Let $J(x)$ be Riemann's prime counting function given by $\frac{1}{2}w(x) + \sum_{n < x} w(n)$, where $w(p^k) = \frac{1}{k}$ when $p$ is a prime number and $k$ is a positive integer, and $w$ vanishes everywhere else.
Let the logarithmic integral $\newcommand{\li}{\mathrm{li}} \li(x)$ be some antiderivative of $\frac{1}{\log(x)}$.
I have often seen it asserted that for $x > 1$ or perhaps for $x > 2$, we have $J(x) = \li(x) - \sum_{\rho} \li(x^{\rho})$ or perhaps $J(x) = \li(x) - \sum_{\rho} \li(x^{\rho}) - \log(2)$, or some such variant. Here, the sum is over all zeros (trivial and nontrivial) of the Riemann zeta function, in some suitable order.
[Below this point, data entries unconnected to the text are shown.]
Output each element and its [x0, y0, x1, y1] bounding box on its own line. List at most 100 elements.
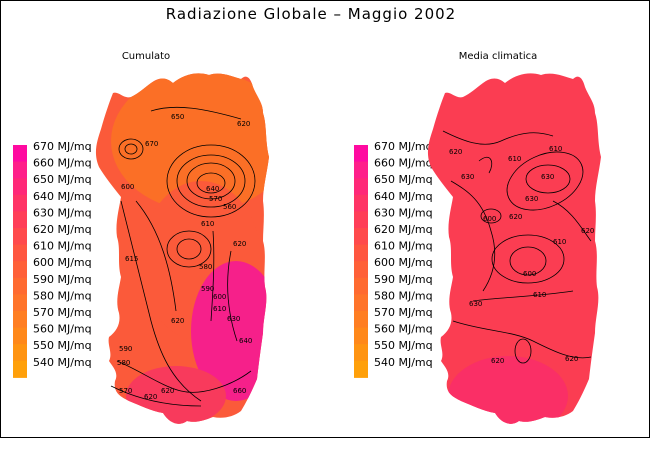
legend-label: 540 MJ/mq	[374, 356, 433, 369]
contour	[135, 200, 177, 312]
contour-label: 640	[206, 185, 219, 193]
contour-label: 620	[161, 387, 174, 395]
legend-label: 570 MJ/mq	[374, 306, 433, 319]
cumulato-contours	[110, 106, 256, 407]
contour-label: 640	[239, 337, 252, 345]
legend-label: 630 MJ/mq	[374, 206, 433, 219]
legend-label: 560 MJ/mq	[374, 323, 433, 336]
legend-swatch	[354, 261, 368, 279]
legend-swatch	[13, 344, 27, 362]
contour	[150, 106, 242, 120]
contour-label: 590	[201, 285, 214, 293]
cumulato-north-zone	[111, 73, 269, 211]
contour	[210, 230, 215, 322]
map-cumulato: 670 650 620 640 570 560 600 610 580 620 …	[95, 73, 269, 424]
legend-right: 670 MJ/mq 660 MJ/mq 650 MJ/mq 640 MJ/mq 630 …	[354, 140, 433, 378]
legend-swatch	[13, 311, 27, 329]
contour-label: 600	[213, 293, 226, 301]
contour-label: 660	[233, 387, 246, 395]
figure-frame: Radiazione Globale – Maggio 2002 Cumulat…	[0, 0, 650, 438]
contour-label: 620	[144, 393, 157, 401]
legend-left: 670 MJ/mq 660 MJ/mq 650 MJ/mq 640 MJ/mq 630 …	[13, 140, 92, 378]
contour	[196, 172, 226, 194]
contour	[116, 360, 252, 393]
legend-swatch	[13, 261, 27, 279]
legend-swatch	[13, 194, 27, 212]
contour	[506, 151, 584, 211]
legend-label: 630 MJ/mq	[33, 206, 92, 219]
contour-label: 600	[523, 270, 536, 278]
contour-label: 620	[233, 240, 246, 248]
contour-label: 570	[209, 195, 222, 203]
figure-title: Radiazione Globale – Maggio 2002	[166, 5, 456, 23]
contour	[124, 143, 138, 155]
contour-label: 610	[533, 291, 546, 299]
contour-label: 570	[119, 387, 132, 395]
legend-swatch	[354, 145, 368, 163]
contour-label: 620	[449, 148, 462, 156]
contour	[509, 246, 547, 276]
legend-swatch	[354, 211, 368, 229]
contour-label: 630	[541, 173, 554, 181]
legend-swatch	[354, 360, 368, 378]
legend-swatch	[354, 194, 368, 212]
contour-label: 630	[461, 173, 474, 181]
legend-swatch	[13, 211, 27, 229]
legend-swatch	[13, 294, 27, 312]
legend-label: 620 MJ/mq	[374, 223, 433, 236]
contour	[472, 290, 574, 302]
contour	[452, 320, 592, 359]
contour	[478, 156, 493, 174]
contour	[176, 238, 202, 260]
legend-label: 600 MJ/mq	[374, 256, 433, 269]
contour-label: 600	[483, 215, 496, 223]
cumulato-se-zone	[191, 261, 269, 401]
contour-label: 630	[525, 195, 538, 203]
legend-swatch	[13, 228, 27, 246]
legend-label: 640 MJ/mq	[374, 190, 433, 203]
legend-swatch	[13, 244, 27, 262]
contour	[176, 154, 246, 208]
legend-label: 570 MJ/mq	[33, 306, 92, 319]
contour-label: 630	[469, 300, 482, 308]
legend-label: 650 MJ/mq	[374, 173, 433, 186]
contour-label: 620	[237, 120, 250, 128]
contour-label: 620	[509, 213, 522, 221]
contour	[110, 385, 202, 407]
contour	[450, 180, 496, 292]
contour	[552, 200, 592, 242]
contour	[166, 144, 256, 218]
contour-label: 610	[553, 238, 566, 246]
legend-swatch	[354, 228, 368, 246]
legend-label: 670 MJ/mq	[374, 140, 433, 153]
legend-swatch	[13, 178, 27, 196]
cumulato-south-zone	[126, 366, 226, 424]
contour	[491, 234, 565, 284]
contour-label: 610	[508, 155, 521, 163]
contour-label: 600	[121, 183, 134, 191]
contour	[227, 250, 238, 342]
map-figure: Radiazione Globale – Maggio 2002 Cumulat…	[13, 5, 601, 424]
legend-swatch	[354, 294, 368, 312]
media-south-zone	[448, 356, 568, 424]
legend-swatch	[13, 327, 27, 345]
contour	[118, 138, 144, 160]
legend-swatch	[13, 360, 27, 378]
legend-label: 640 MJ/mq	[33, 190, 92, 203]
legend-swatch	[354, 344, 368, 362]
contour-label: 580	[117, 359, 130, 367]
contour-label: 620	[491, 357, 504, 365]
contour	[442, 130, 554, 145]
legend-label: 610 MJ/mq	[374, 240, 433, 253]
contour-label: 630	[227, 315, 240, 323]
contour-label: 620	[565, 355, 578, 363]
contour-label: 610	[549, 145, 562, 153]
legend-swatch	[13, 277, 27, 295]
legend-label: 670 MJ/mq	[33, 140, 92, 153]
contour	[120, 200, 202, 402]
legend-label: 620 MJ/mq	[33, 223, 92, 236]
legend-swatch	[354, 327, 368, 345]
contour	[525, 164, 571, 194]
legend-label: 660 MJ/mq	[374, 157, 433, 170]
contour-label: 615	[125, 255, 138, 263]
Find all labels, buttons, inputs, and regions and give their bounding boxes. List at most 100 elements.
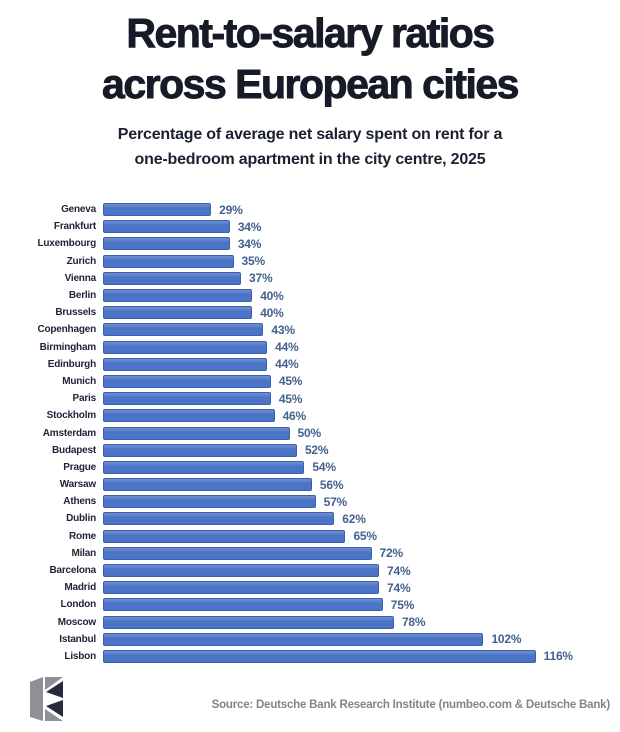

The contribution over just the trivial zeros is some antiderivative of $\frac{1}{t (1 - t^2) \log(t)}$. I understand how to morally (non-rigorously) derive these formulas up to additive constants, but the additive constant specifics elude me.
I have written this without pinning down $\li$ beyond up to an additive constant. Clearly, adding any nonzero constant to $\li$ will destroy the convergence of any such series with infinitely many terms, so if there is some particular fixed choice of $\li$ to be used for all the terms which makes this converge, there is a unique such choice.
Is it indeed the case, as I often see suggested, that using the particular offset logarithmic integral with $\li(2) = 0$ makes these series converge? If so, I am very curious, what is so special about $2$ here?
If not, is there some other fixed choice of logarithmic integral I should be using for all these terms, or should I be using varying choices of $\li$, or in general, how should I interpret these often seen formulas?